その必要はないだろうに、気付けばタンジェは、人混みを軽くかきわけてわざわざ隣まで行き声をかけていた。
「よう」
「あ?」
アノニムが振り返る。
「なんだてめぇか」
周囲のガヤが騒がしくてもアノニムの張りのある低音はよく聞こえた。タンジェはほとんど無意識で、アノニムにトゥロンを差し出した。遠慮なくひょいと摘まみ上げたアノニムは、それを一口で頬張る。
「闘牛なんざ見に来てるとはな」
意外だったぜ、とタンジェが言うと、アノニムは別になんてことはなさそうに言った。
「同業を見に来ただけだ。もっとも、俺は『元』だが」
「同業?」
「闘いを見世物にされてんだろ」
タンジェの肝が一瞬、冷えた。アノニムが過去に見世物小屋にいて剣闘奴隷であったことは、彼にとって嫌な記憶なのではないかとタンジェは勝手に想像していて、だからなるべく触れないようにしていた部分だった。タンジェが気遣っても、アノニムのほうはこうして平気で話題に乗せる。

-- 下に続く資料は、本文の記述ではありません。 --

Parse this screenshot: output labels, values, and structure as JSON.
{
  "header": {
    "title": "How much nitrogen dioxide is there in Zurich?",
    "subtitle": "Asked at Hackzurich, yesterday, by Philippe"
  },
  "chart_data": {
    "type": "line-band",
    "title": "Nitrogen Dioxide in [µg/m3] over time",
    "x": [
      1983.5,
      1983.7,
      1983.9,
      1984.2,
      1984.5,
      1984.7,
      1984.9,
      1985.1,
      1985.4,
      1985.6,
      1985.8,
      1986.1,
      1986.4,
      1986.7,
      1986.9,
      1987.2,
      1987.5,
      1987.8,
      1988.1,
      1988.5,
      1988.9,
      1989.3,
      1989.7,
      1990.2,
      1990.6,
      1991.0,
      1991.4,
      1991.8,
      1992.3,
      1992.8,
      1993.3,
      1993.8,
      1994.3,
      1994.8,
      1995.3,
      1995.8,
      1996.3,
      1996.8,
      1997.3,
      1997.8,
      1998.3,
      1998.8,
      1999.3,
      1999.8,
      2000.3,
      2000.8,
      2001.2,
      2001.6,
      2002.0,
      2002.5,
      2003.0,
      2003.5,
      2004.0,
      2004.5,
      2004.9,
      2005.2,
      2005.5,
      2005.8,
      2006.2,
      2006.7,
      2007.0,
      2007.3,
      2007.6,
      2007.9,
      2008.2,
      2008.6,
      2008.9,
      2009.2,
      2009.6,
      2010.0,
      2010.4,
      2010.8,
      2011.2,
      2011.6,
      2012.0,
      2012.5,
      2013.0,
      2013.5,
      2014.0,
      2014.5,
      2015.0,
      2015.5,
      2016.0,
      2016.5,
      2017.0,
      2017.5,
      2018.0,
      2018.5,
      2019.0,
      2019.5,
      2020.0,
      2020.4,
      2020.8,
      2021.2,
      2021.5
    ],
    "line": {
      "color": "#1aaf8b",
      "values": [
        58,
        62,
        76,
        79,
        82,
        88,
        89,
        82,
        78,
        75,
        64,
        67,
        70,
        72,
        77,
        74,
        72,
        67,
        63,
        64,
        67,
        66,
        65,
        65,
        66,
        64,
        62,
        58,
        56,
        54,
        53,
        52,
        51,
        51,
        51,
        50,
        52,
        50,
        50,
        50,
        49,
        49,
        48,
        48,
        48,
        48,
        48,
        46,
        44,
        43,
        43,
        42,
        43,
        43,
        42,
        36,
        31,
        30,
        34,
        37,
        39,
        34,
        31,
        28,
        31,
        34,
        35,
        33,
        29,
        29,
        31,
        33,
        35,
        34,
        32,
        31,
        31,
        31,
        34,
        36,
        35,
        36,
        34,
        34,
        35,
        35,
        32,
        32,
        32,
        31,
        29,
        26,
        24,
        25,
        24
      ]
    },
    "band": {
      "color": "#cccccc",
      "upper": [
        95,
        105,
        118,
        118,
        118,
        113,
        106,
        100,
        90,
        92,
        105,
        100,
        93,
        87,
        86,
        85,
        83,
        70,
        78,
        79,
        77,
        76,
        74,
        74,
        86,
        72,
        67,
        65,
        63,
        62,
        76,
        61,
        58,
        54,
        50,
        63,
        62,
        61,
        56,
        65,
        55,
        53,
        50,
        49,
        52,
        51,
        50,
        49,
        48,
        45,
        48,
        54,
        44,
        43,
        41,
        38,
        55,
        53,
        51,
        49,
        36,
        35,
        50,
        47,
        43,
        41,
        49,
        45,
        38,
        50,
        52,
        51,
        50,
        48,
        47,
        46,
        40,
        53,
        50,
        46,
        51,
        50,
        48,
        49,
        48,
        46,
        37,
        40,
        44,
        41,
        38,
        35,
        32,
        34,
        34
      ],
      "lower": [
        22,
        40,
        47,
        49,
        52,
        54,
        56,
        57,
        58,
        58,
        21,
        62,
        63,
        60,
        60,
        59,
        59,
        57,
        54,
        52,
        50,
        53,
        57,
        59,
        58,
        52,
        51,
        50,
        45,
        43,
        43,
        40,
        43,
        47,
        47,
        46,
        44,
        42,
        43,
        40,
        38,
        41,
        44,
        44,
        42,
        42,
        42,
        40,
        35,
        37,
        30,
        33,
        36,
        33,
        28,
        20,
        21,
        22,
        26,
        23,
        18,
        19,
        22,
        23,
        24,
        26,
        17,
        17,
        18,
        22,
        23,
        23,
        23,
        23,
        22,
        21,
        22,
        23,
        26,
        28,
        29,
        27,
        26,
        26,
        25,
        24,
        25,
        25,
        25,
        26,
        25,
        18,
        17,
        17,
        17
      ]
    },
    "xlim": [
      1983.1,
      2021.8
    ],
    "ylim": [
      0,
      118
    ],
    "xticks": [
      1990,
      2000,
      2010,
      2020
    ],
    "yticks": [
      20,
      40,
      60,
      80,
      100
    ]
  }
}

アノニムに特段の悲壮や、闘牛に対する嫌悪らしいものは一貫して、ない。視線は闘牛に向けたまま、
「あの牛、勝ったら生きられんのか」
タンジェは少し黙ったが、
「俺も詳しくはねえが、いずれは殺される」
知っていることをそのまま話した。
「闘牛士は牛に殺される以外で負けることは滅多にねえよ。相手が牛ってだけの、そういう筋書きの舞台のようなもんだ。闘牛は殺されて、バラされて観客に振る舞われる」
「そうか」
アノニムはあっさり頷いた。どういう感情でその事実を受け取ったのかは分からない。
続ける言葉も思い浮かばず、タンジェも闘牛に目を落とした。槍が突き刺されて暴れ狂う闘牛を、闘牛士がかわすところだった。より熱を帯びる歓声。ひどく騒がしい。アノニムはこんなものは聞き慣れているのだろうか。
「終わりだな」
まだ闘牛は死んでいなかったが、アノニムは最初の傷で見限ったらしかった。それだけ言って、立ち去っていく。
アノニムの後ろ姿を見送ったタンジェは、闘牛がトドメを刺される瞬間を見ることができなかった。